Klinefelter's syndrome is a very common genetic disorder in which a man is born with an additional X chromosome. In some cases, more than one extra X chromosome may be present. This condition is also sometimes referred to as XXY, referencing the arrangement of sex chromosomes in people who have it, although Klinefelter's syndrome can also take the form of XXYY, or other configurations.
The condition was first described in 1942 by Doctor Henry Klinefelter. It is estimated that around one in every 500 males has Klinefelter's syndrome. The condition is congenital, caused by abnormalities in embryonic development, and it can cause a wide variety of symptoms. Not all patients experience the same medical issues in association with Klinefelter's syndrome, which can make it difficult to recognize.
Physically, men with this condition tend to be weaker and somewhat taller than their counterparts, and they may have slightly androgynous appearances, especially around the face. Occasionally, patients may develop extra breast tissue, and in around one in 10 cases, this breast tissue can be substantial enough for surgical treatment to be recommended. Some patients also experience shyness and social awkwardness, and cognitive impairments, especially with language processing, are not uncommon.

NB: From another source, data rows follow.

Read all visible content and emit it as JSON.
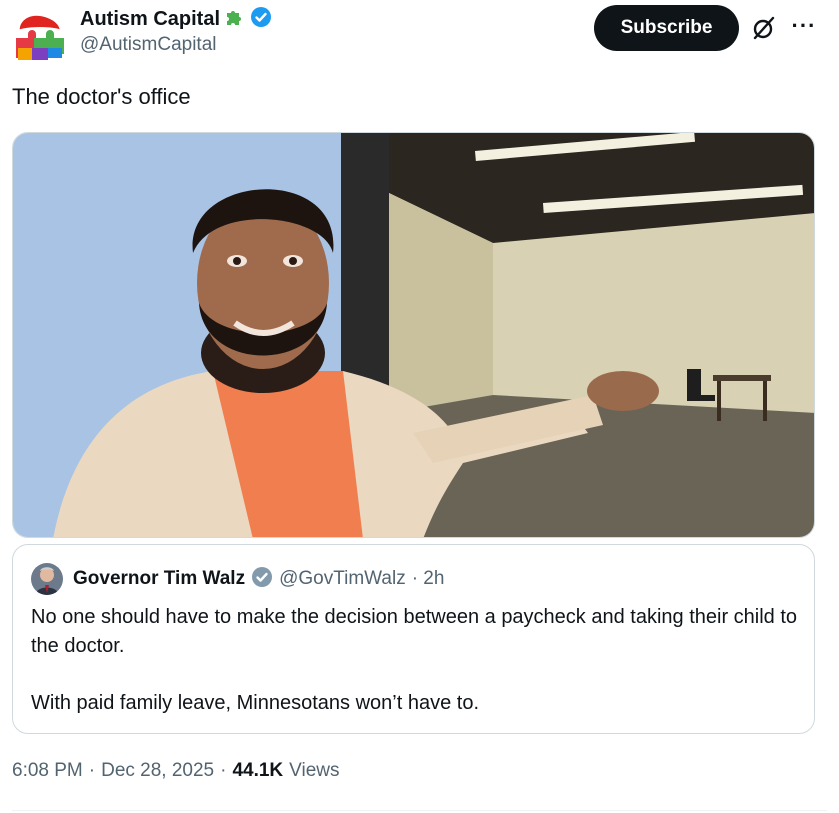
{
  "author": {
    "display_name": "Autism Capital",
    "handle": "@AutismCapital",
    "emoji_icon": "puzzle-piece-icon",
    "verified_icon": "verified-badge-icon"
  },
  "actions": {
    "subscribe_label": "Subscribe",
    "grok_icon": "grok-icon",
    "more_label": "···"
  },
  "tweet": {
    "text": "The doctor's office"
  },
  "media": {
    "kind": "photo",
    "description_icon": "video-still"
  },
  "quote": {
    "display_name": "Governor Tim Walz",
    "handle": "@GovTimWalz",
    "time": "· 2h",
    "line1": "No one should have to make the decision between a paycheck and taking their child to the doctor.",
    "line2": "With paid family leave, Minnesotans won’t have to."
  },
  "meta": {
    "time": "6:08 PM",
    "sep1": "·",
    "date": "Dec 28, 2025",
    "sep2": "·",
    "views_count": "44.1K",
    "views_label": "Views"
  },
  "colors": {
    "text": "#0f1419",
    "secondary": "#536471",
    "verified": "#1d9bf0",
    "border": "#cfd9de"
  }
}
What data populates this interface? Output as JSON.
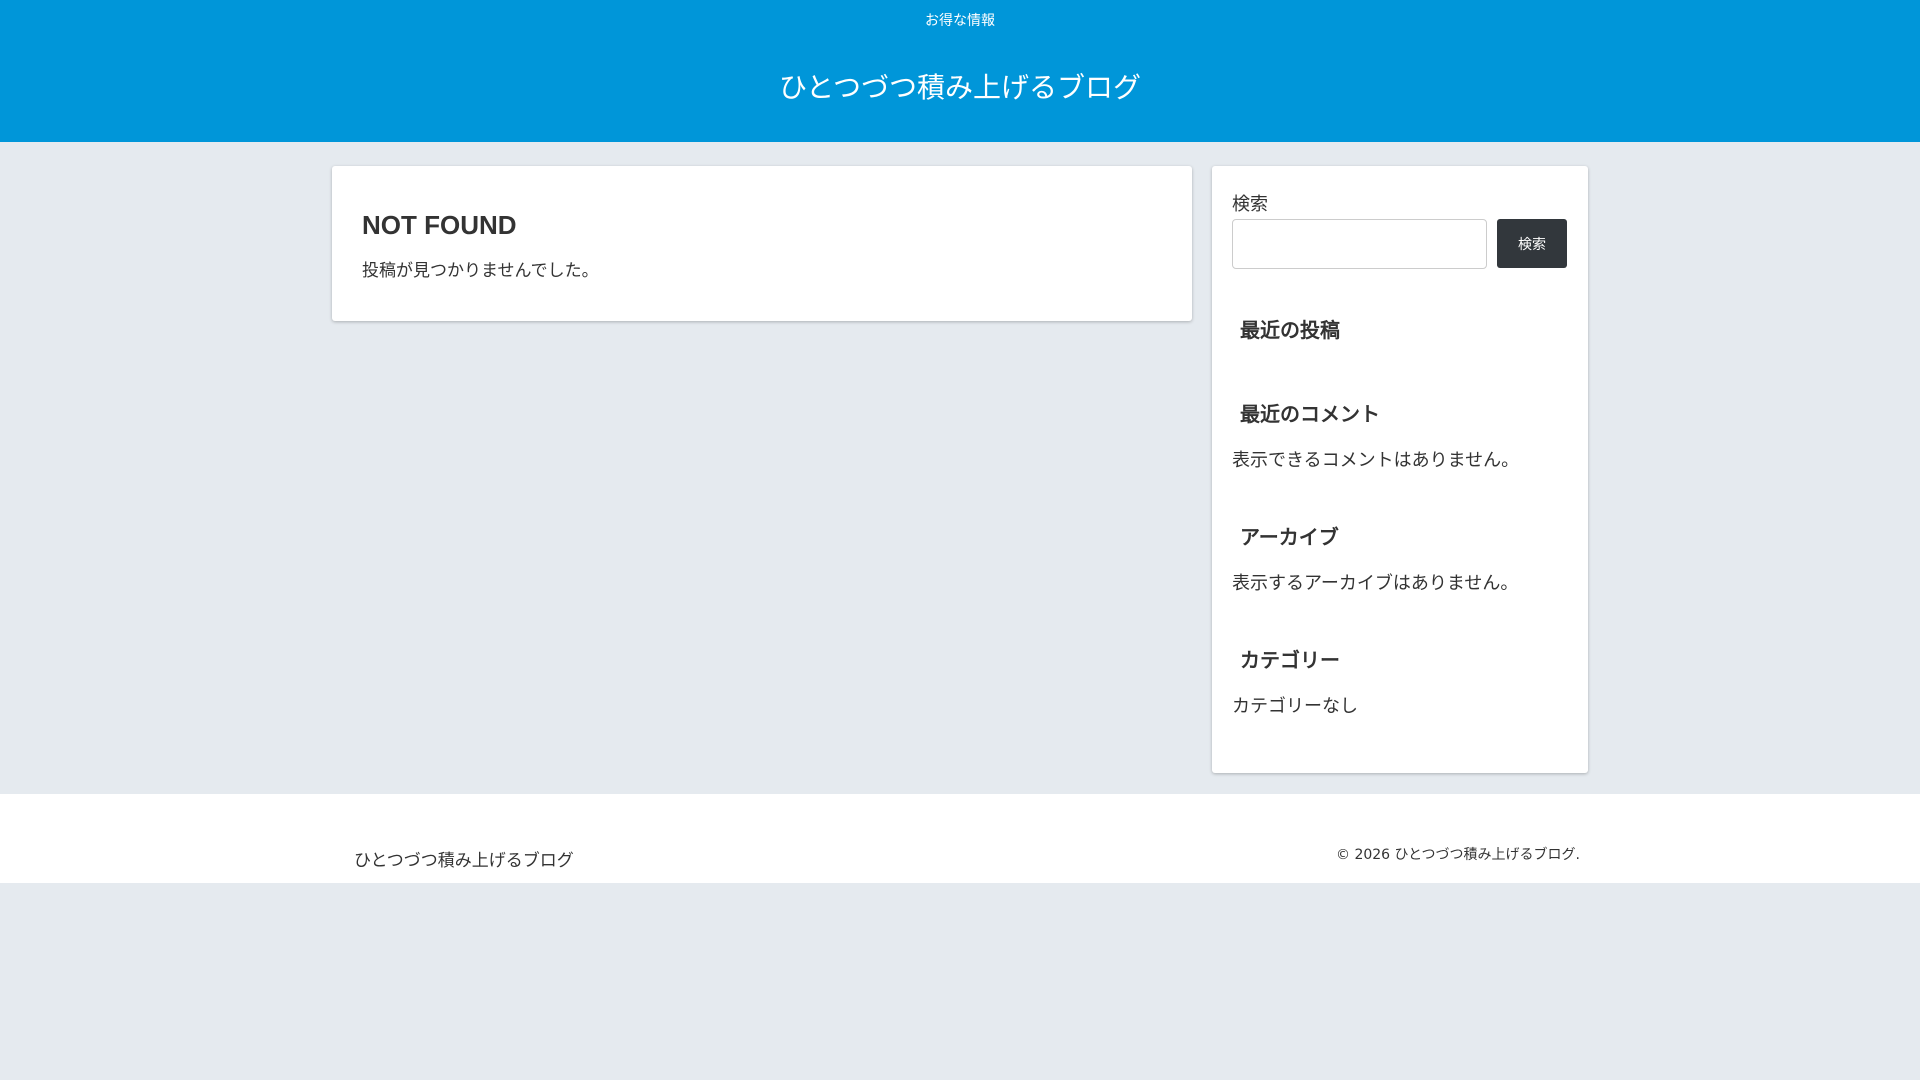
{
  "header": {
    "nav_link": "お得な情報",
    "site_title": "ひとつづつ積み上げるブログ"
  },
  "main": {
    "title": "NOT FOUND",
    "message": "投稿が見つかりませんでした。"
  },
  "sidebar": {
    "search_label": "検索",
    "search_value": "",
    "search_button": "検索",
    "recent_posts_title": "最近の投稿",
    "recent_comments_title": "最近のコメント",
    "recent_comments_text": "表示できるコメントはありません。",
    "archives_title": "アーカイブ",
    "archives_text": "表示するアーカイブはありません。",
    "categories_title": "カテゴリー",
    "categories_text": "カテゴリーなし"
  },
  "footer": {
    "site_title": "ひとつづつ積み上げるブログ",
    "copyright": "© 2026 ひとつづつ積み上げるブログ."
  }
}
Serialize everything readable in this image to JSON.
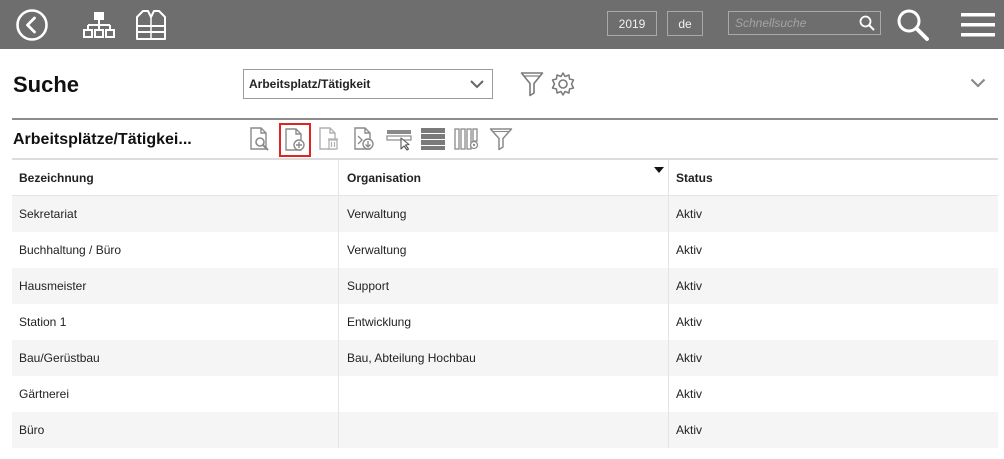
{
  "header": {
    "year": "2019",
    "language": "de",
    "search_placeholder": "Schnellsuche"
  },
  "page": {
    "title": "Suche",
    "filter_select_value": "Arbeitsplatz/Tätigkeit"
  },
  "section": {
    "title": "Arbeitsplätze/Tätigkei..."
  },
  "table": {
    "columns": [
      "Bezeichnung",
      "Organisation",
      "Status"
    ],
    "rows": [
      [
        "Sekretariat",
        "Verwaltung",
        "Aktiv"
      ],
      [
        "Buchhaltung / Büro",
        "Verwaltung",
        "Aktiv"
      ],
      [
        "Hausmeister",
        "Support",
        "Aktiv"
      ],
      [
        "Station 1",
        "Entwicklung",
        "Aktiv"
      ],
      [
        "Bau/Gerüstbau",
        "Bau, Abteilung Hochbau",
        "Aktiv"
      ],
      [
        "Gärtnerei",
        "",
        "Aktiv"
      ],
      [
        "Büro",
        "",
        "Aktiv"
      ]
    ]
  },
  "colors": {
    "topbar": "#6e6e6e",
    "active_tool_border": "#e32222"
  }
}
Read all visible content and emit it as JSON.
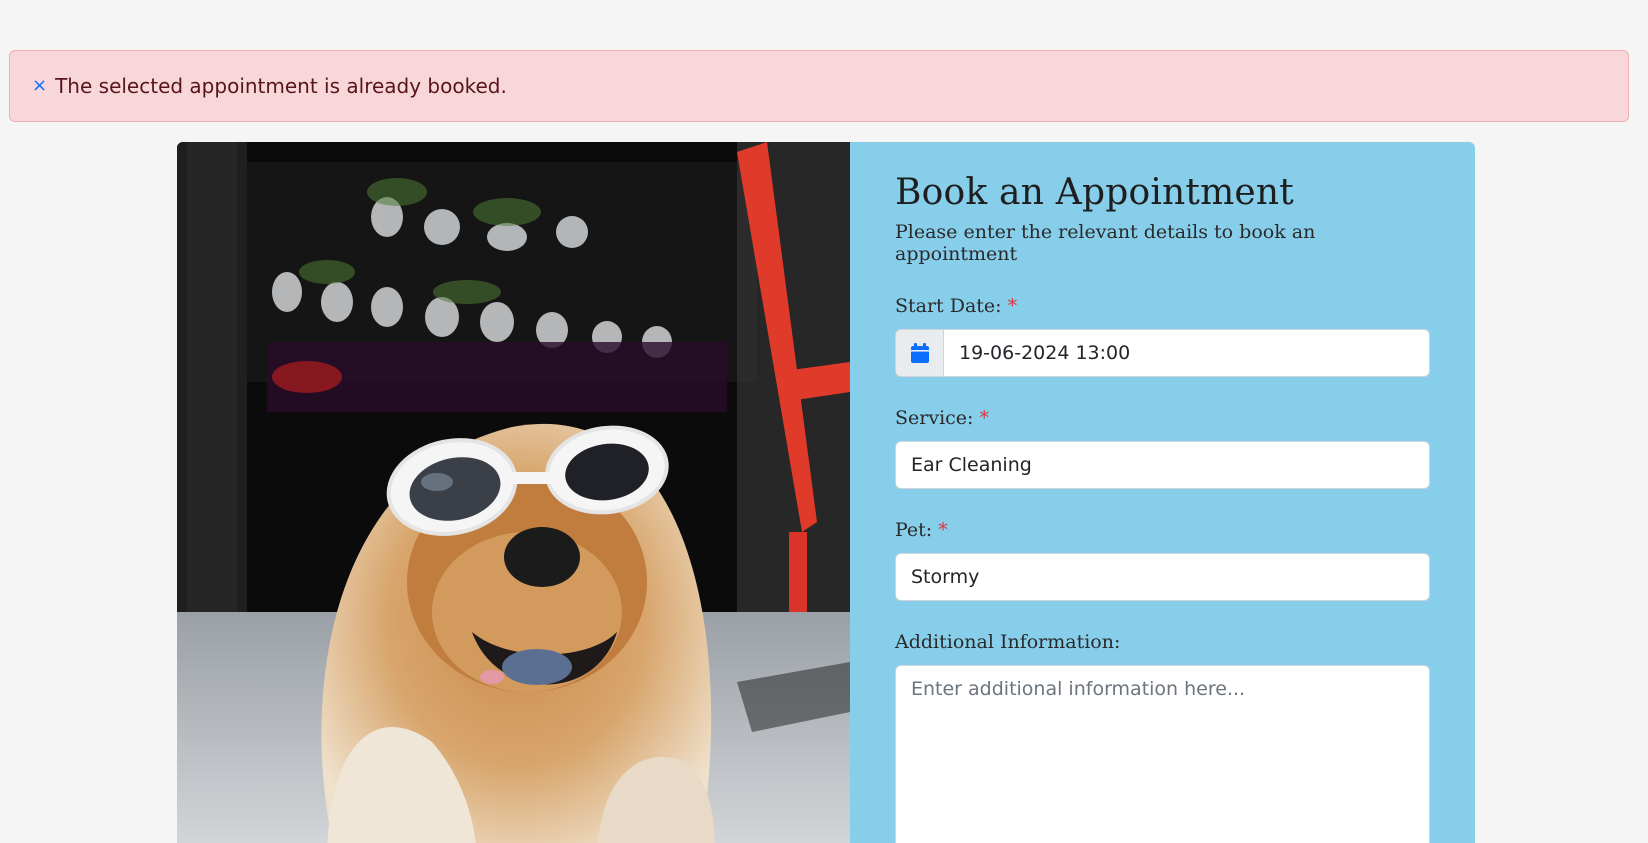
{
  "alert": {
    "close_symbol": "×",
    "message": "The selected appointment is already booked."
  },
  "form": {
    "title": "Book an Appointment",
    "subtitle": "Please enter the relevant details to book an appointment",
    "required_marker": "*",
    "start_date": {
      "label": "Start Date:",
      "value": "19-06-2024 13:00",
      "icon": "calendar-icon"
    },
    "service": {
      "label": "Service:",
      "value": "Ear Cleaning"
    },
    "pet": {
      "label": "Pet:",
      "value": "Stormy"
    },
    "additional": {
      "label": "Additional Information:",
      "placeholder": "Enter additional information here..."
    }
  },
  "colors": {
    "form_background": "#87ceeb",
    "alert_background": "#f8d7da",
    "required": "#dc3545",
    "calendar_icon": "#0d6efd"
  }
}
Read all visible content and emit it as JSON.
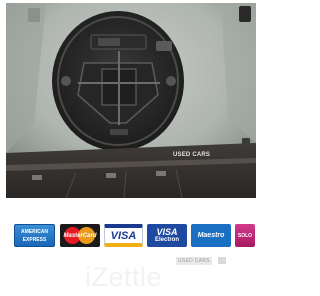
{
  "photo": {
    "subject": "spare-wheel-well-tool-kit",
    "watermark": "USED CARS"
  },
  "payment_cards": [
    {
      "name": "American Express",
      "label": "AMERICAN EXPRESS"
    },
    {
      "name": "MasterCard",
      "label": "MasterCard"
    },
    {
      "name": "Visa",
      "label": "VISA"
    },
    {
      "name": "Visa Electron",
      "label_top": "VISA",
      "label_bottom": "Electron"
    },
    {
      "name": "Maestro",
      "label": "Maestro"
    },
    {
      "name": "Solo",
      "label": "SOLO"
    }
  ],
  "footer": {
    "used_cars": "USED CARS",
    "brand": "iZettle"
  },
  "colors": {
    "amex": "#1b66b8",
    "mastercard_red": "#e51b24",
    "mastercard_orange": "#f6a01a",
    "visa_blue": "#1a3a8f",
    "visa_gold": "#f2ae14",
    "maestro": "#1a6fc2",
    "solo": "#c2287a"
  }
}
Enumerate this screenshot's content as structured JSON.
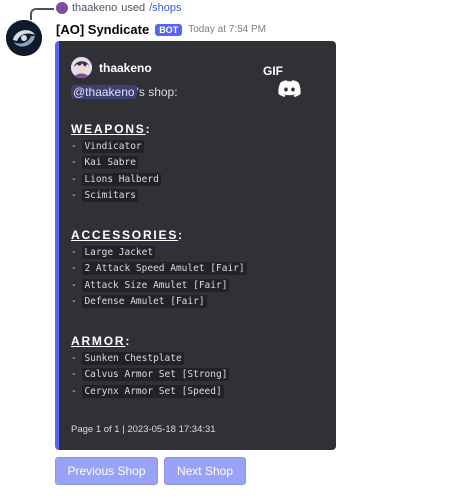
{
  "reply": {
    "username": "thaakeno",
    "used_text": "used",
    "command": "/shops"
  },
  "message": {
    "author": "[AO] Syndicate",
    "bot_tag": "BOT",
    "timestamp": "Today at 7:54 PM"
  },
  "embed": {
    "accent_color": "#5865f2",
    "author_name": "thaakeno",
    "gif_label": "GIF",
    "mention": "@thaakeno",
    "description_suffix": "'s shop:",
    "sections": [
      {
        "title": "WEAPONS",
        "items": [
          "Vindicator",
          "Kai Sabre",
          "Lions Halberd",
          "Scimitars"
        ]
      },
      {
        "title": "ACCESSORIES",
        "items": [
          "Large Jacket",
          "2 Attack Speed Amulet [Fair]",
          "Attack Size Amulet [Fair]",
          "Defense Amulet [Fair]"
        ]
      },
      {
        "title": "ARMOR",
        "items": [
          "Sunken Chestplate",
          "Calvus Armor Set [Strong]",
          "Cerynx Armor Set [Speed]"
        ]
      }
    ],
    "footer": "Page 1 of 1 | 2023-05-18 17:34:31"
  },
  "buttons": {
    "previous": "Previous Shop",
    "next": "Next Shop"
  },
  "icons": {
    "discord_logo": "discord-logo-icon",
    "bot_avatar": "syndicate-logo-icon"
  }
}
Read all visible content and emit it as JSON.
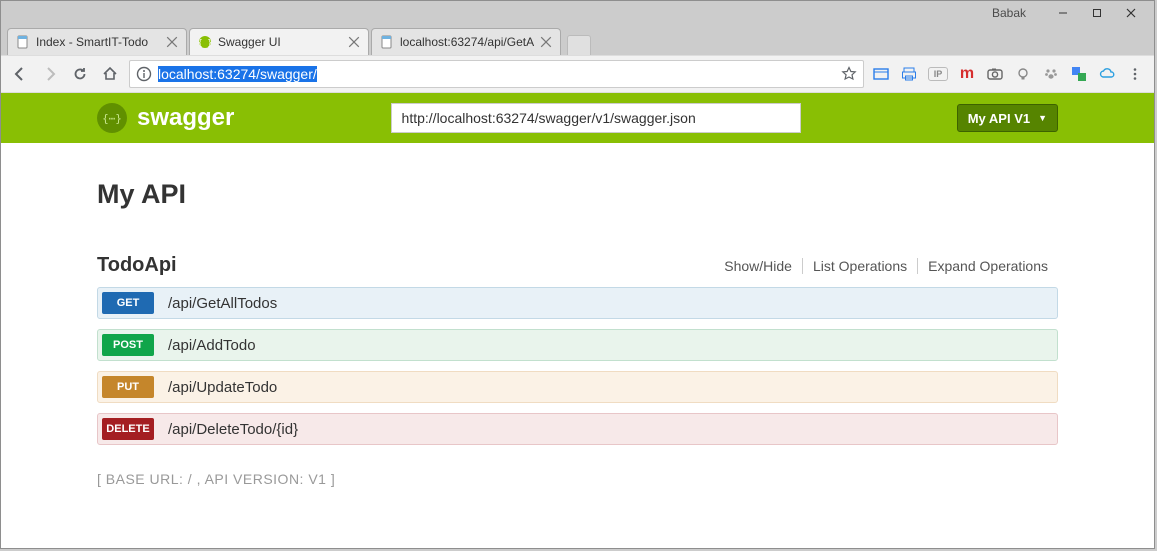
{
  "window": {
    "user": "Babak"
  },
  "tabs": [
    {
      "label": "Index - SmartIT-Todo",
      "active": false
    },
    {
      "label": "Swagger UI",
      "active": true
    },
    {
      "label": "localhost:63274/api/GetA",
      "active": false
    }
  ],
  "address": {
    "prefix": "",
    "selected": "localhost:63274/swagger/"
  },
  "header": {
    "logo_text": "swagger",
    "json_url": "http://localhost:63274/swagger/v1/swagger.json",
    "dropdown_label": "My API V1"
  },
  "page": {
    "title": "My API",
    "section_name": "TodoApi",
    "actions": {
      "showhide": "Show/Hide",
      "list": "List Operations",
      "expand": "Expand Operations"
    },
    "operations": [
      {
        "verb": "GET",
        "path": "/api/GetAllTodos",
        "cls": "op-get"
      },
      {
        "verb": "POST",
        "path": "/api/AddTodo",
        "cls": "op-post"
      },
      {
        "verb": "PUT",
        "path": "/api/UpdateTodo",
        "cls": "op-put"
      },
      {
        "verb": "DELETE",
        "path": "/api/DeleteTodo/{id}",
        "cls": "op-delete"
      }
    ],
    "footer": "[ BASE URL: / , API VERSION: V1 ]"
  }
}
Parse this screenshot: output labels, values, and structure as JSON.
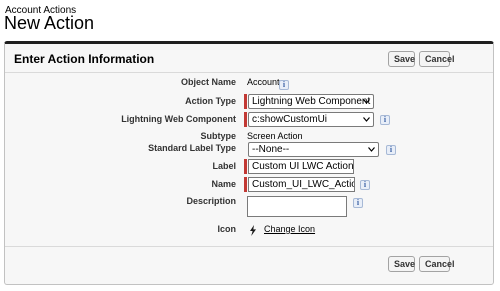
{
  "header": {
    "subtitle": "Account Actions",
    "title": "New Action"
  },
  "panel": {
    "heading": "Enter Action Information",
    "save_label": "Save",
    "cancel_label": "Cancel"
  },
  "fields": {
    "object_name": {
      "label": "Object Name",
      "value": "Account"
    },
    "action_type": {
      "label": "Action Type",
      "value": "Lightning Web Component"
    },
    "lwc": {
      "label": "Lightning Web Component",
      "value": "c:showCustomUi"
    },
    "subtype": {
      "label": "Subtype",
      "value": "Screen Action"
    },
    "standard_label_type": {
      "label": "Standard Label Type",
      "value": "--None--"
    },
    "label": {
      "label": "Label",
      "value": "Custom UI LWC Action"
    },
    "name": {
      "label": "Name",
      "value": "Custom_UI_LWC_Action"
    },
    "description": {
      "label": "Description",
      "value": ""
    },
    "icon": {
      "label": "Icon",
      "link_text": "Change Icon",
      "icon_name": "lightning-bolt-icon"
    }
  },
  "info_glyph": "i",
  "colors": {
    "required": "#c23934",
    "panel_border_top": "#1f1f1f",
    "panel_bg": "#f7f7f7"
  }
}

People are often unaware that they have Klinefelter's syndrome until they want to have children. The condition causes a decline in the production of testosterone, which results in limited fertility, and a diagnosis of Klinefelter's syndrome may be arrived at when a couple goes to a fertility doctor to understand why they are having trouble with their attempts at getting pregnant. In other cases, the condition may be diagnosed at an earlier age, usually as a result of the emergence of several symptoms which make a doctor suspicious.
It is not possible to cure an XXY male of the condition, but he can take steps to reduce the effects of Klinefelter's syndrome on his life. Taking testosterone injections during puberty can result in more conventional physical development, for example, and speech therapy can help with language issues. If infertility is a cause of distress, it is sometimes possible to reproduce with assisted methods in which sperm are extracted and utilized in the fertilization of an egg.
Many men with this condition live healthy, active lives, and they may be totally unaware of their slightly unusual chromosomes. A diagnosis with Klinefelter's syndrome is not the end of the world by any means, and it often results in fairly minimal disruption to a man's life.